Helmut Kohls Totenfeier wird an Orten begangen, die einst Brennpunkte der deutsch-französischen Erbfeindschaft waren. Aussöhnung war eines seiner Lebensthemen.
Der Besuch von Gräbern hat versöhnliche Kraft. Das war an jenem 22. September 1984 so, an dem ein französischer Staatspräsident und ein deutscher Kanzler auf dem Soldatenfriedhof von Verdun einander die Hand reichten.

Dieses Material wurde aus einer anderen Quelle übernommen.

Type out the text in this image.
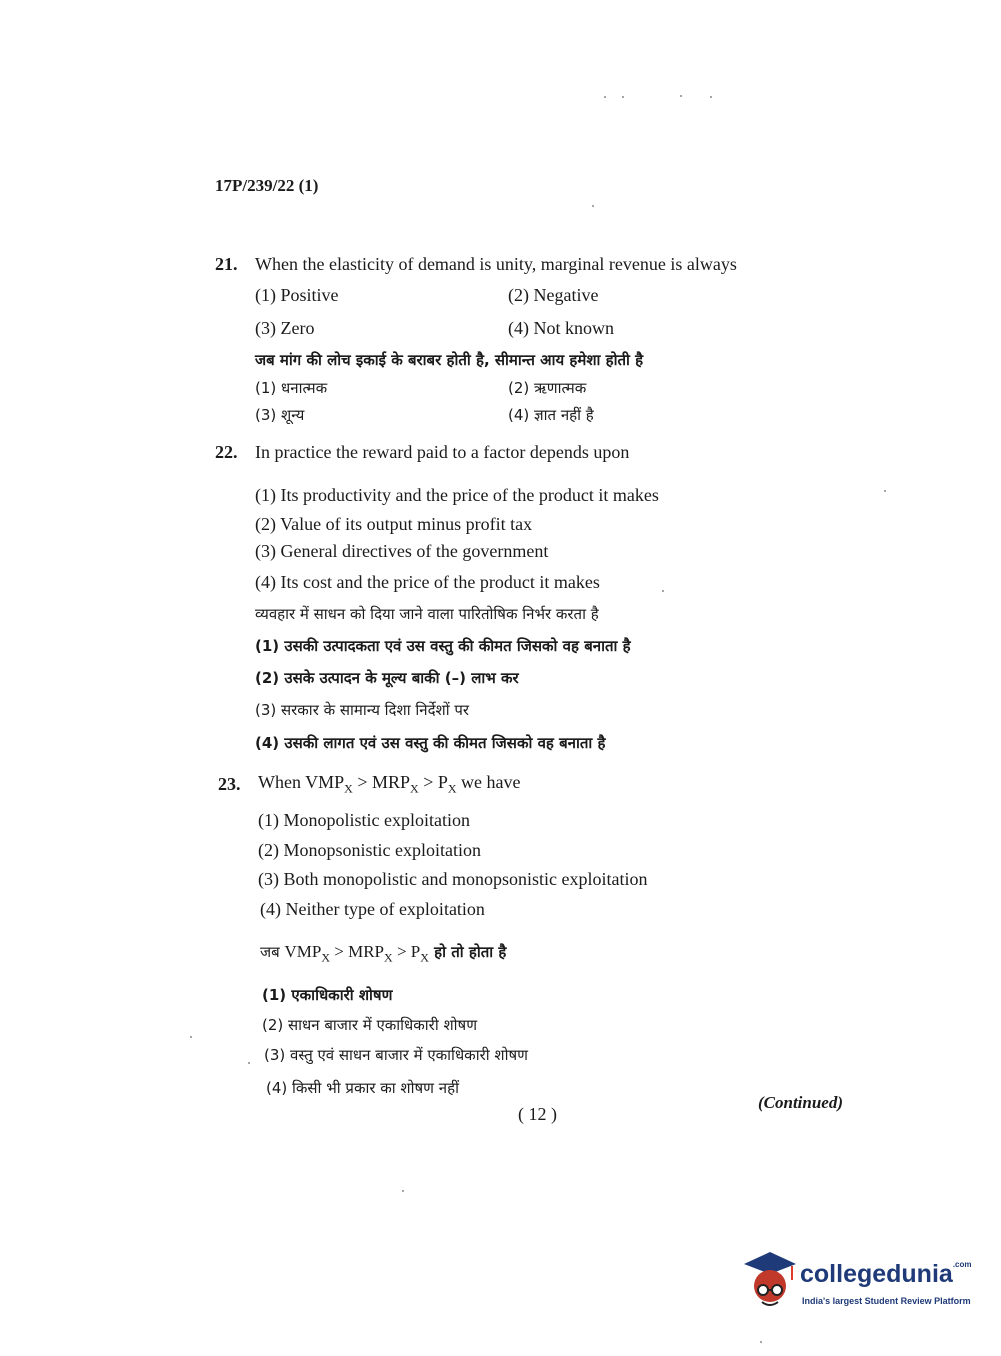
17P/239/22 (1)
21. When the elasticity of demand is unity, marginal revenue is always
(1) Positive	(2) Negative
(3) Zero	(4) Not known
जब मांग की लोच इकाई के बराबर होती है, सीमान्त आय हमेशा होती है
(1) धनात्मक	(2) ऋणात्मक
(3) शून्य	(4) ज्ञात नहीं है
22. In practice the reward paid to a factor depends upon
(1) Its productivity and the price of the product it makes
(2) Value of its output minus profit tax
(3) General directives of the government
(4) Its cost and the price of the product it makes
व्यवहार में साधन को दिया जाने वाला पारितोषिक निर्भर करता है
(1) उसकी उत्पादकता एवं उस वस्तु की कीमत जिसको वह बनाता है
(2) उसके उत्पादन के मूल्य बाकी (–) लाभ कर
(3) सरकार के सामान्य दिशा निर्देशों पर
(4) उसकी लागत एवं उस वस्तु की कीमत जिसको वह बनाता है
23. When $VMP_X > MRP_X > P_X$ we have
(1) Monopolistic exploitation
(2) Monopsonistic exploitation
(3) Both monopolistic and monopsonistic exploitation
(4) Neither type of exploitation
जब $VMP_X > MRP_X > P_X$ हो तो होता है
(1) एकाधिकारी शोषण
(2) साधन बाजार में एकाधिकारी शोषण
(3) वस्तु एवं साधन बाजार में एकाधिकारी शोषण
(4) किसी भी प्रकार का शोषण नहीं
( 12 )
(Continued)
collegedunia$^{.com}$
India's largest Student Review Platform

Die Geste zwischen François Mitterrand und Helmut Kohl vollzog sich fast unmerklich, man achtete gerade auf die Zeremonie rund herum, nicht auf die beiden Männer, die da bei Nieselwetter in ihren Mänteln vor dem Beinhaus standen. Plötzlich streckte Mitterrand die Hand aus, Kohl ergriff sie und bedankte sich mit einem kurzen Seitenblick für die Geste. So standen sie eine ganze Weile. 1996 schämte sich Kohl beim Begräbnis von Mitterrand nicht seiner Tränen. Auch Politiker dürfen weinen. Dazu stand er, wenn ihn die Rührung übermannte.
Es ist wahrscheinlich, dass wir heute anlässlich von Helmut Kohls Begräbnis eine ähnlich große Stunde für Europa erleben werden. In Verdun wurde auf einem blutgetränkten Schlachtfeld deutsch-französische Versöhnung signalisiert, heute tut sich im deutsch-französischen Grenzgebiet die Chance auf ein „kleines europäisches Wunder“ („Die Zeit“) auf. Mit großem Pathos ist zu rechnen, die oftmals als ineffektive und streitlustige Bürokratenmaschine diffamierte EU hatte in den vergangenen Jahren nicht viel Gelegenheit für den großen, den zukunftsweisenden Moment. Es gab zu viele Kompromisse, auch Niederlagen. Der große historische Augenblick, der nun möglich wird, ergibt sich durch den neuen Mann an der Spitze Frankreichs, die politisch erstarkte Angela Merkel wird die Chance für eine gemeinsame Willenserklärung ebenfalls nützen. Die Hoffnung auf eine gestärkte Achse Deutschland–Frankreich durch eine Totenfeier – das könnte Helmut Kohl selbst so geplant haben.